KEMACA KINETIC – Zukunft

Im Rückgriff auf die Jazz-Tradition: Das dänische Trio spielt rocklastigen Fusionjazz. Komplex, mit strahlender musikalischer Intelligenz gespielt und trotzdem direkt ins Herz.

 

‚Zukunft‘, das Titelstück des Debüts von Kemaca Kinetic, tastet sich zuerst vorsichtig stolpernd hin zu einem Rhythmus, da hört man dann automatisch genauer hin – und schon hat die Band einen an den Ohren. Das Stück kommt ins Pulsieren. Immer wieder zerfasernde rhythmische Muster erzeugen einen Sog, wie so oft in der Musik dieses Trios im Wechsel zwischen zarten und drängenden Passagen. So konzentriert und verdichtet geht es weiter: „Dapo“ fährt sphärische Gitarrenbögen auf, dazu schält sich mit zunehmender Vehemenz und Geschwindigkeit ein Beat an die Oberfläche. Ein melodiöser Hochgeschwindigkeitsbass kommt dazu und verwandelt das Stück in ein Groove-Monster – um immer wieder in leise, tastende Passagen abzugleiten und dann eine Schippe mehr draufzulegen.

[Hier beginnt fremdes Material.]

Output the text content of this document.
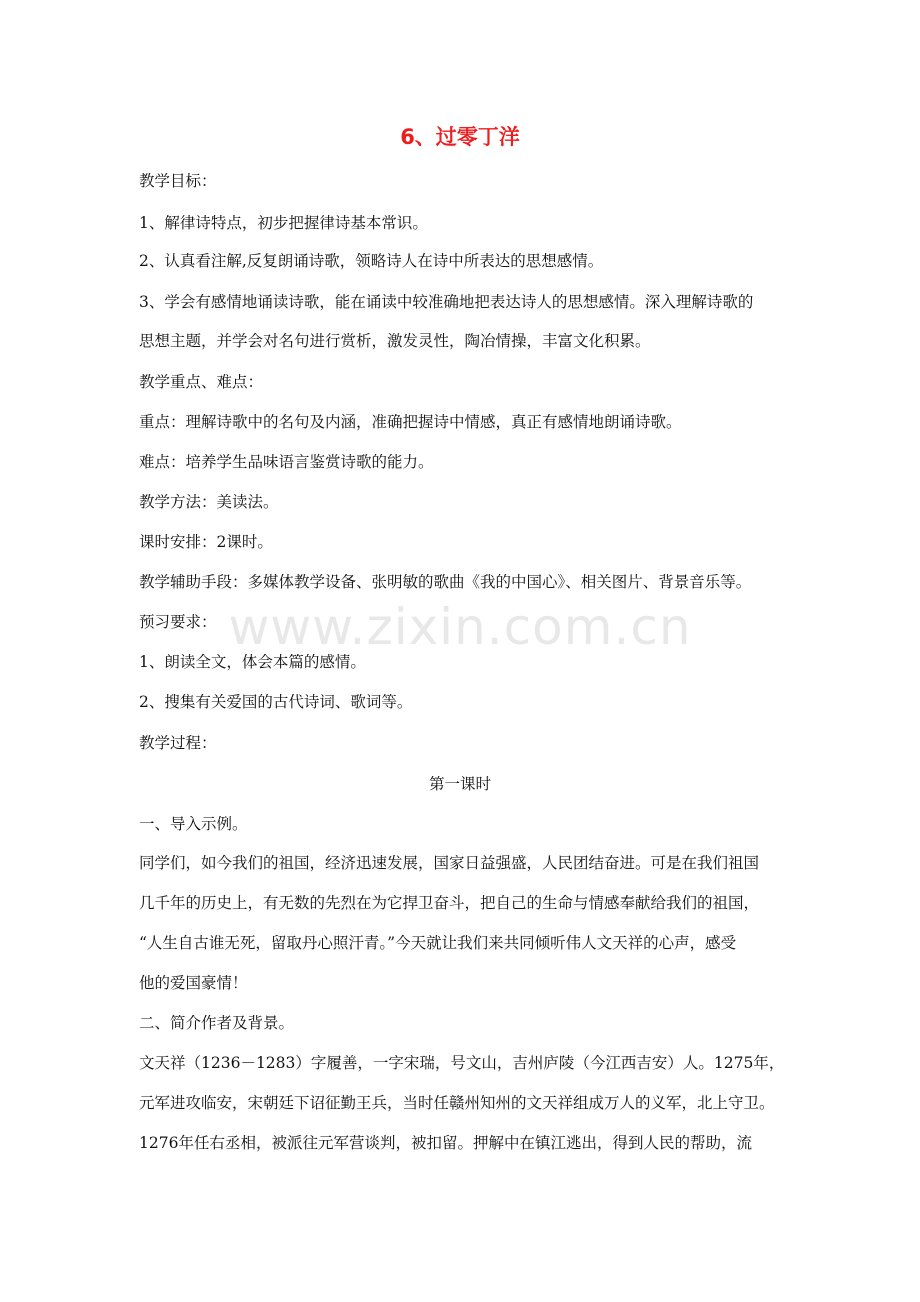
6、过零丁洋
教学目标：
1、解律诗特点，初步把握律诗基本常识。
2、认真看注解,反复朗诵诗歌，领略诗人在诗中所表达的思想感情。
3、学会有感情地诵读诗歌，能在诵读中较准确地把表达诗人的思想感情。深入理解诗歌的
思想主题，并学会对名句进行赏析，激发灵性，陶冶情操，丰富文化积累。
教学重点、难点：
重点：理解诗歌中的名句及内涵，准确把握诗中情感，真正有感情地朗诵诗歌。
难点：培养学生品味语言鉴赏诗歌的能力。
教学方法：美读法。
课时安排：2课时。
教学辅助手段：多媒体教学设备、张明敏的歌曲《我的中国心》、相关图片、背景音乐等。
预习要求：
1、朗读全文，体会本篇的感情。
2、搜集有关爱国的古代诗词、歌词等。
教学过程：
第一课时
一、导入示例。
同学们，如今我们的祖国，经济迅速发展，国家日益强盛，人民团结奋进。可是在我们祖国
几千年的历史上，有无数的先烈在为它捍卫奋斗，把自己的生命与情感奉献给我们的祖国，
“人生自古谁无死，留取丹心照汗青。”今天就让我们来共同倾听伟人文天祥的心声，感受
他的爱国豪情！
二、简介作者及背景。
文天祥（1236－1283）字履善，一字宋瑞，号文山，吉州庐陵（今江西吉安）人。1275年，
元军进攻临安，宋朝廷下诏征勤王兵，当时任赣州知州的文天祥组成万人的义军，北上守卫。
1276年任右丞相，被派往元军营谈判，被扣留。押解中在镇江逃出，得到人民的帮助，流
www.zixin.com.cn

Das alles geschieht im Rückgriff auf die Jazz-Tradition: Das dänische Trio spielt rocklastigen Fusionjazz. Ein Strang der Jazz-Geschichte, der aktuell eher selten eine prominente Rolle im Jazz-Geschehen spielt, aber hier auf eine irgendwie magische Weise wieder frisch wirkt und gar nichts historisiertes mehr hat. Das Album heißt „Zukunft“, und das passt, denn diese Musik hat nicht nur etwas radikal Gegenwärtiges, sondern wagt sich in neue Sphären vor. Erstaunlich auch, dass diese maximal verdichteten Stücke dabei immer klingen wie aus dem Ärmel geschüttelt. Das funktioniert bei einem balladesken Stück wie „Esthernity“ genau so wie im fast zehnminütigen „1.000 Days“, das die Rockkeule auspackt und das Haus abreißt.

Die Intensität entsteht hier vor allem, indem das Trio alles am Rhythmus ausrichtet. Auch die virtuosen Hochgeschwindigkeitssoli des Gitarristen Casper Hejlesen sind immer, außer wenn sie passagenweise ins Offene ausbrechen, an den treibenden Patterns, Loops und feinsten Verschiebungen orientiert, die der Drummer Matias Fischer und Bassist (und Komponist) Kenneth Dahl Knudsen gemeinsam bauen. Was hier am Schlagzeug passiert, steht dem, was Phil Collins ab Mitte der Siebzigerjahre bei Brand X gespielt hat, an Komplexität und Intensität in nichts nach.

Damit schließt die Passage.